Thursday, November 16, 2017

Born Today in 1952: Gay Baseball Player Glenn Burke

Glenn Burke was born today, November 16, in 1952. He was a gay Major League Baseball (MLB) player for the Los Angeles Dodgers and Oakland Athletics from 1976 to 1979.

Burke was the first and only MLB player to come out as gay to teammates and team owners during his professional career and the first to publicly acknowledge it. He died from AIDS-related causes in 1995.

Burke was proud of his accomplishment, stating, "They can't ever say now that a gay man can't play in the majors, because I'm a gay man and I made it."

As a gay man, Burke's association with the Dodgers was a difficult one. According to his 1995 autobiography, Out at Home, Dodgers General Manager Al Campanis offered to pay for a lavish honeymoon if Burke agreed to marry. Burke refused to do so, and is said to have responded "to a woman?" 

He also angered Dodgers' manager Tommy Lasorda by befriending the manager's gay son, Tommy Lasorda, Jr. Lasorda has disputed that but says he does not understand Burke's behavior at the time: "Why wouldn't he come out? Why keep that inside? Glenn had a lot of talent. He could have been an outstanding basketball or baseball player. He sure was good in the clubhouse. What happened? I don't know what happened. He just wasn't happy here?"

The Dodgers eventually traded Burke to the Oakland Athletics, claiming that they needed an experienced player who could contribute right away. That player did have more experience and better statistics, but some would argue he was less talented, and there have been suggestions that homophobia was behind the trade. 

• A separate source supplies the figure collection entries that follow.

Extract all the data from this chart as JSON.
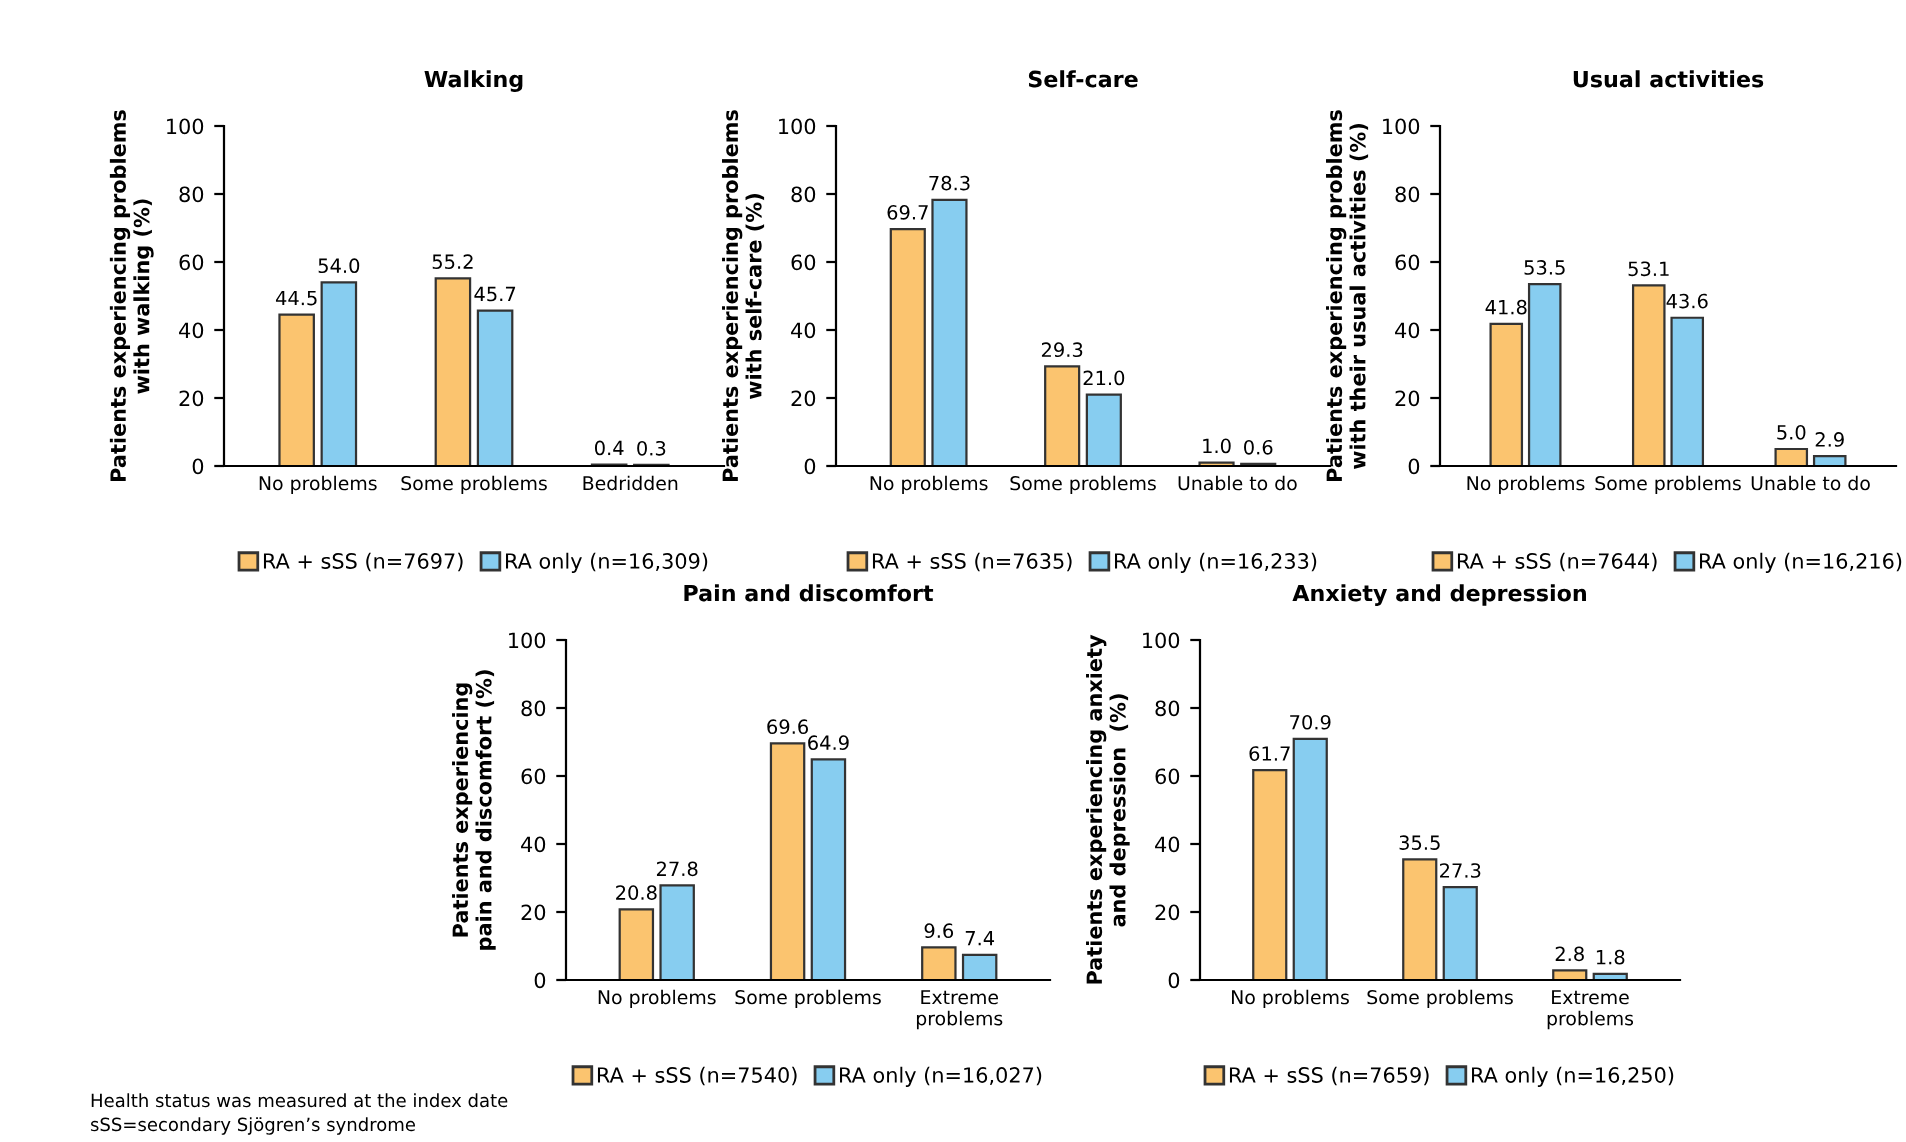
{
  "chart_data": [
    {
      "type": "bar",
      "title": "Walking",
      "ylabel": "Patients experiencing problems\nwith walking (%)",
      "categories": [
        "No problems",
        "Some problems",
        "Bedridden"
      ],
      "series": [
        {
          "name": "RA + sSS (n=7697)",
          "color": "#fbc46f",
          "values": [
            44.5,
            55.2,
            0.4
          ],
          "value_labels": [
            "44.5",
            "55.2",
            "0.4"
          ]
        },
        {
          "name": "RA only (n=16,309)",
          "color": "#87cdf0",
          "values": [
            54,
            45.7,
            0.3
          ],
          "value_labels": [
            "54.0",
            "45.7",
            "0.3"
          ]
        }
      ],
      "ylim": [
        0,
        100
      ],
      "yticks": [
        0,
        20,
        40,
        60,
        80,
        100
      ],
      "legend": "bottom",
      "grid": false
    },
    {
      "type": "bar",
      "title": "Self-care",
      "ylabel": "Patients experiencing problems\nwith self-care (%)",
      "categories": [
        "No problems",
        "Some problems",
        "Unable to do"
      ],
      "series": [
        {
          "name": "RA + sSS (n=7635)",
          "color": "#fbc46f",
          "values": [
            69.7,
            29.3,
            1
          ],
          "value_labels": [
            "69.7",
            "29.3",
            "1.0"
          ]
        },
        {
          "name": "RA only (n=16,233)",
          "color": "#87cdf0",
          "values": [
            78.3,
            21,
            0.6
          ],
          "value_labels": [
            "78.3",
            "21.0",
            "0.6"
          ]
        }
      ],
      "ylim": [
        0,
        100
      ],
      "yticks": [
        0,
        20,
        40,
        60,
        80,
        100
      ],
      "legend": "bottom",
      "grid": false
    },
    {
      "type": "bar",
      "title": "Usual activities",
      "ylabel": "Patients experiencing problems\nwith their usual activities (%)",
      "categories": [
        "No problems",
        "Some problems",
        "Unable to do"
      ],
      "series": [
        {
          "name": "RA + sSS (n=7644)",
          "color": "#fbc46f",
          "values": [
            41.8,
            53.1,
            5
          ],
          "value_labels": [
            "41.8",
            "53.1",
            "5.0"
          ]
        },
        {
          "name": "RA only (n=16,216)",
          "color": "#87cdf0",
          "values": [
            53.5,
            43.6,
            2.9
          ],
          "value_labels": [
            "53.5",
            "43.6",
            "2.9"
          ]
        }
      ],
      "ylim": [
        0,
        100
      ],
      "yticks": [
        0,
        20,
        40,
        60,
        80,
        100
      ],
      "legend": "bottom",
      "grid": false
    },
    {
      "type": "bar",
      "title": "Pain and discomfort",
      "ylabel": "Patients experiencing\npain and discomfort (%)",
      "categories": [
        "No problems",
        "Some problems",
        "Extreme\nproblems"
      ],
      "series": [
        {
          "name": "RA + sSS (n=7540)",
          "color": "#fbc46f",
          "values": [
            20.8,
            69.6,
            9.6
          ],
          "value_labels": [
            "20.8",
            "69.6",
            "9.6"
          ]
        },
        {
          "name": "RA only (n=16,027)",
          "color": "#87cdf0",
          "values": [
            27.8,
            64.9,
            7.4
          ],
          "value_labels": [
            "27.8",
            "64.9",
            "7.4"
          ]
        }
      ],
      "ylim": [
        0,
        100
      ],
      "yticks": [
        0,
        20,
        40,
        60,
        80,
        100
      ],
      "legend": "bottom",
      "grid": false,
      "annotations": [
        "Health status was measured at the index date",
        "sSS=secondary Sjögren’s syndrome"
      ]
    },
    {
      "type": "bar",
      "title": "Anxiety and depression",
      "ylabel": "Patients experiencing anxiety\nand depression  (%)",
      "categories": [
        "No problems",
        "Some problems",
        "Extreme\nproblems"
      ],
      "series": [
        {
          "name": "RA + sSS (n=7659)",
          "color": "#fbc46f",
          "values": [
            61.7,
            35.5,
            2.8
          ],
          "value_labels": [
            "61.7",
            "35.5",
            "2.8"
          ]
        },
        {
          "name": "RA only (n=16,250)",
          "color": "#87cdf0",
          "values": [
            70.9,
            27.3,
            1.8
          ],
          "value_labels": [
            "70.9",
            "27.3",
            "1.8"
          ]
        }
      ],
      "ylim": [
        0,
        100
      ],
      "yticks": [
        0,
        20,
        40,
        60,
        80,
        100
      ],
      "legend": "bottom",
      "grid": false
    }
  ]
}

The trade was unpopular with Dodger players. The day after the trade was announced, teammate Davey Lopes said: "He was the life of the team, on the buses, in the clubhouse, everywhere." 

In Oakland, Burke received little playing time in the 1978 and 1979 seasons. Billy Martin used the word "faggot" in the clubhouse when he became the Athletics' manager in 1980, and some teammates avoided showering with Burke. Burke suffered a knee injury before the 1980 season began, and the Athletics sent him to the minors in Utah and then released him from his contract before the season ended.

In his four seasons and 225 games in the majors playing for the Dodgers and Athletics, Burke had 523 at-bats, batted .237 with two home runs, 38 RBIs and 35 stolen bases.

Burke said "By 1978 I think everybody knew" and he was "sure his teammates didn't care." Former Dodgers team captain Davey Lopes said "No one cared about his lifestyle." He told The New York Times that "Prejudice drove me out of baseball sooner than I should have. But I wasn't changing". He wrote in his autobiography that "prejudice just won out." Burke left professional sports at the age of 27. He told People magazine in 1994 that his "mission as a gay ballplayer was to break a stereotype" and that he thought "it worked".

On October 2, 1977, Burke ran onto the field to congratulate his Dodgers teammate Dusty Baker after Baker hit his 30th home run in the last game of the regular season. Burke raised his hand over his head as Baker jogged home from third base. Not knowing what to do about the upraised hand, Baker slapped it. That incident has been credited at the first "high five." After retiring from baseball, Burke used the high five with other homosexual residents of the Castro district of San Francisco, where it became a symbol of gay pride and identification.

Burke continued his athletic endeavors after retiring from baseball. He won medals in the 100 and 200 meter sprints in the first Gay Games in 1982 and competed in the 1986 Gay Games in basketball. His jersey number at Berkeley High School was retired in his honor. Burke played for many years in the SFGSL (San Francisco Gay Softball League), playing third base for Uncle Bert's Bombers.

An article published in Inside Sports magazine in 1982 made Burke's homosexuality public knowledge. Although he remained active in amateur competitions, Burke turned to drugs to fill the void in his life when his career ended. An addiction to cocaine destroyed him both physically and financially. In 1987, his leg and foot were crushed when he was hit by a car in San Francisco. After the accident, his life went into physical and financial decline. He was arrested and jailed for drugs and lived on the streets of San Francisco for a number of years, often in the same neighborhood that once embraced him. He spent his final months with his sister in Oakland. He died May 30, 1995, of AIDS complications at Fairmont Hospital in San Leandro, California, at age 42.

When news of his battle with AIDS became public knowledge in 1994, the Oakland Athletics organization helped to support him financially. In interviews given while he was fighting AIDS, he expressed little in the way of grudges.

On August 2, 2013, Burke was among the first class of inductees into the National Gay and Lesbian Sports Hall of Fame.